Dawn held out her arms and hugged Nick close enough for him to feel her shake. “I'll tell you later, okay?”

twenty seven

It was two or three nights later that Nick walked up onto the bridge. The clock by his bed had read 02:42 and he'd been awake for hours, unable to get back to sleep. A voice he thought he recognised sounding in his head.

From where he stood now, he could look down through the railings to the road below, few cars at that time, the occasional lorry, little more. The sky was clear and filled with stars and for a moment Nick thought it was like looking up at the ceiling in his room. Only more so. The moon was almost full.

In the distance, never quite dark, the centre of the city rose against a faint orange glow.

Nick shivered and pulled his leather jacket close.

“Not about to do anything silly, are you?”

Nick turned at his father's voice and, expecting nothing, saw his father walking slowly towards him, still wearing the clothes in which he'd seen him last, blue cotton workman's jacket, basketball boots, blue jeans.

“No,” Nick said, a slight tingling at the back of the neck.

“One in the family enough, eh?”

“Something like that.”

“So?” his father said. “Surprised to see me?”

“Yes, I suppose so.” And yet he wasn't, not really.

“You think I've got some apologising to do.”

“Bit late for that.”

“Yes, well… I've always wanted to, you know. Apologise to you and your mum. For what I did. Only…” He smiled. “I could never figure out what to say.”

“The truth?”

“What's that?”

“Why you did it.”

“Why I jumped?”

“What else?”

“Oh, God, Nick, half a hundred things.”

“This was the one that mattered.”

His father was standing close to him now, close enough for Nick to feel his breath, ice cold, on his face.
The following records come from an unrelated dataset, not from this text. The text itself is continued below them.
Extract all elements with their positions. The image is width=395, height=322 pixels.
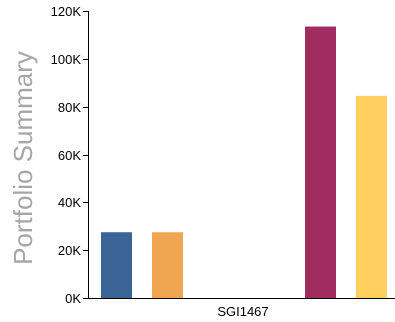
bar-series-2[interactable] bbox=[152, 232, 183, 298]
bar-series-5[interactable] bbox=[305, 26, 336, 298]
bar-series-1[interactable] bbox=[101, 232, 132, 298]
y-tick-label: 80K bbox=[58, 100, 81, 115]
x-category-label: SGI1467 bbox=[217, 304, 268, 319]
bar-series-6[interactable] bbox=[356, 95, 387, 298]
y-axis-title: Portfolio Summary bbox=[8, 51, 38, 265]
y-tick-label: 40K bbox=[58, 195, 81, 210]
y-tick-label: 100K bbox=[51, 52, 82, 67]
y-tick-label: 20K bbox=[58, 243, 81, 258]
bars-group bbox=[101, 26, 387, 298]
y-axis: 0K 20K 40K 60K 80K 100K 120K bbox=[51, 4, 88, 306]
y-tick-label: 120K bbox=[51, 4, 82, 19]
x-axis: SGI1467 bbox=[217, 304, 268, 319]
y-tick-label: 0K bbox=[65, 291, 81, 306]
y-tick-label: 60K bbox=[58, 148, 81, 163]
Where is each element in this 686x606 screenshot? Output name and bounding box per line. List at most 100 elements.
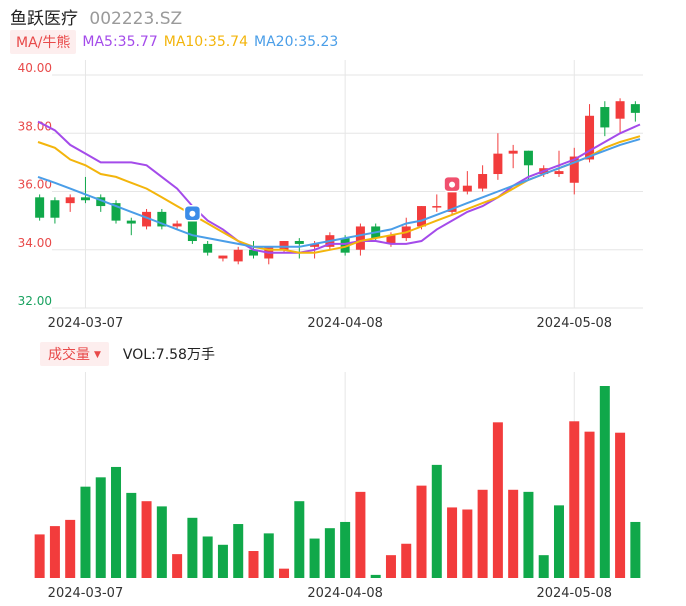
candle-body	[96, 197, 106, 207]
volume-bar	[630, 521, 641, 578]
stock-code: 002223.SZ	[89, 9, 183, 29]
volume-bar	[599, 386, 610, 578]
volume-bar	[508, 489, 519, 578]
volume-bar	[156, 506, 167, 578]
y-tick-label: 34.00	[18, 236, 52, 250]
candle-body	[386, 235, 396, 244]
ma10-label: MA10:35.74	[163, 34, 249, 50]
volume-bar	[584, 431, 595, 578]
ma5-line	[37, 120, 641, 254]
x-tick-label: 2024-05-08	[536, 586, 612, 601]
candle-body	[493, 153, 503, 175]
volume-bar	[538, 555, 549, 578]
candle-body	[157, 211, 167, 227]
volume-legend: 成交量 ▼ VOL:7.58万手	[40, 342, 215, 366]
stock-header: 鱼跃医疗 002223.SZ	[10, 4, 182, 29]
volume-bar	[385, 555, 396, 578]
volume-bar	[447, 507, 458, 578]
ma20-line	[37, 138, 641, 248]
candle-body	[340, 238, 350, 253]
ma20-label: MA20:35.23	[254, 34, 339, 50]
y-tick-label: 40.00	[18, 61, 52, 75]
volume-toggle-button[interactable]: 成交量 ▼	[40, 342, 109, 366]
volume-bar	[477, 489, 488, 578]
x-tick-label: 2024-04-08	[307, 586, 383, 601]
volume-bar	[187, 517, 198, 578]
volume-bar	[370, 574, 381, 578]
volume-bar	[34, 534, 45, 578]
candle-body	[508, 150, 518, 154]
candle-body	[523, 150, 533, 166]
volume-bar	[279, 568, 290, 578]
volume-bar	[340, 521, 351, 578]
candle-body	[80, 197, 90, 201]
volume-bar	[431, 464, 442, 578]
y-tick-label: 32.00	[18, 294, 52, 308]
volume-bar	[553, 505, 564, 578]
x-tick-label: 2024-05-08	[536, 316, 612, 331]
volume-bar	[217, 544, 228, 578]
candle-body	[478, 174, 488, 189]
volume-bar	[492, 422, 503, 578]
candle-body	[585, 115, 595, 160]
volume-bar	[141, 501, 152, 578]
volume-bar	[172, 554, 183, 578]
candle-body	[218, 255, 228, 259]
ma-legend: MA/牛熊 MA5:35.77 MA10:35.74 MA20:35.23	[10, 30, 344, 54]
candle-body	[355, 226, 365, 250]
x-tick-label: 2024-03-07	[48, 586, 124, 601]
candle-body	[462, 185, 472, 192]
candle-body	[554, 171, 564, 175]
candle-body	[233, 249, 243, 262]
candle-body	[432, 206, 442, 208]
candle-body	[310, 243, 320, 247]
volume-bar	[65, 519, 76, 578]
volume-bar	[49, 526, 60, 578]
ma-toggle-button[interactable]: MA/牛熊	[10, 30, 77, 54]
volume-bar	[462, 509, 473, 578]
candle-body	[50, 200, 60, 218]
volume-bar	[80, 486, 91, 578]
candle-body	[172, 223, 182, 227]
volume-bar	[95, 477, 106, 578]
volume-bar	[248, 551, 259, 578]
candle-body	[187, 220, 197, 242]
volume-bar	[294, 501, 305, 578]
candle-body	[630, 104, 640, 113]
caret-down-icon: ▼	[94, 350, 101, 360]
volume-bar	[416, 485, 427, 578]
stock-name: 鱼跃医疗	[10, 9, 78, 29]
candle-body	[600, 107, 610, 128]
candle-body	[417, 206, 427, 227]
candle-body	[569, 156, 579, 183]
candle-body	[203, 243, 213, 253]
volume-bar	[523, 491, 534, 578]
volume-bar	[202, 536, 213, 578]
volume-bar	[309, 538, 320, 578]
volume-bar	[355, 491, 366, 578]
candle-body	[447, 191, 457, 212]
x-tick-label: 2024-04-08	[307, 316, 383, 331]
volume-bar	[126, 492, 137, 578]
candle-body	[142, 211, 152, 227]
candle-body	[65, 197, 75, 204]
volume-bar	[324, 528, 335, 578]
bull-marker-dot	[189, 210, 196, 217]
volume-bar	[401, 543, 412, 578]
y-tick-label: 38.00	[18, 119, 52, 133]
bull-marker-dot	[449, 181, 456, 188]
y-tick-label: 36.00	[18, 178, 52, 192]
candle-body	[615, 101, 625, 119]
volume-value: VOL:7.58万手	[122, 347, 215, 363]
volume-bar	[233, 524, 244, 578]
x-tick-label: 2024-03-07	[48, 316, 124, 331]
candle-body	[279, 241, 289, 250]
candle-body	[248, 249, 258, 256]
candle-body	[126, 220, 136, 224]
volume-bar	[263, 533, 274, 578]
volume-bar	[111, 466, 122, 578]
ma10-line	[37, 135, 641, 254]
volume-bar	[569, 421, 580, 578]
candle-body	[294, 241, 304, 244]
For some little while he didn't speak.

Neither of them spoke.

“There was this look,” his father finally said, “would come into your mum's eyes. Something I'd not done, some little thing. Not so little sometimes, I suppose. And she'd get this look, this way of telling me, showing how she was disappointed. Not surprised. And you — Christ, Nick, you know sometimes I'd go into your room when you were asleep and look at you lying there, arms spread wide, eyes closed, and know that sooner or later that same look of disappointment would be on your face as well. Each time you saw me. Whenever I walked into the room. And I couldn't wait for that to happen.”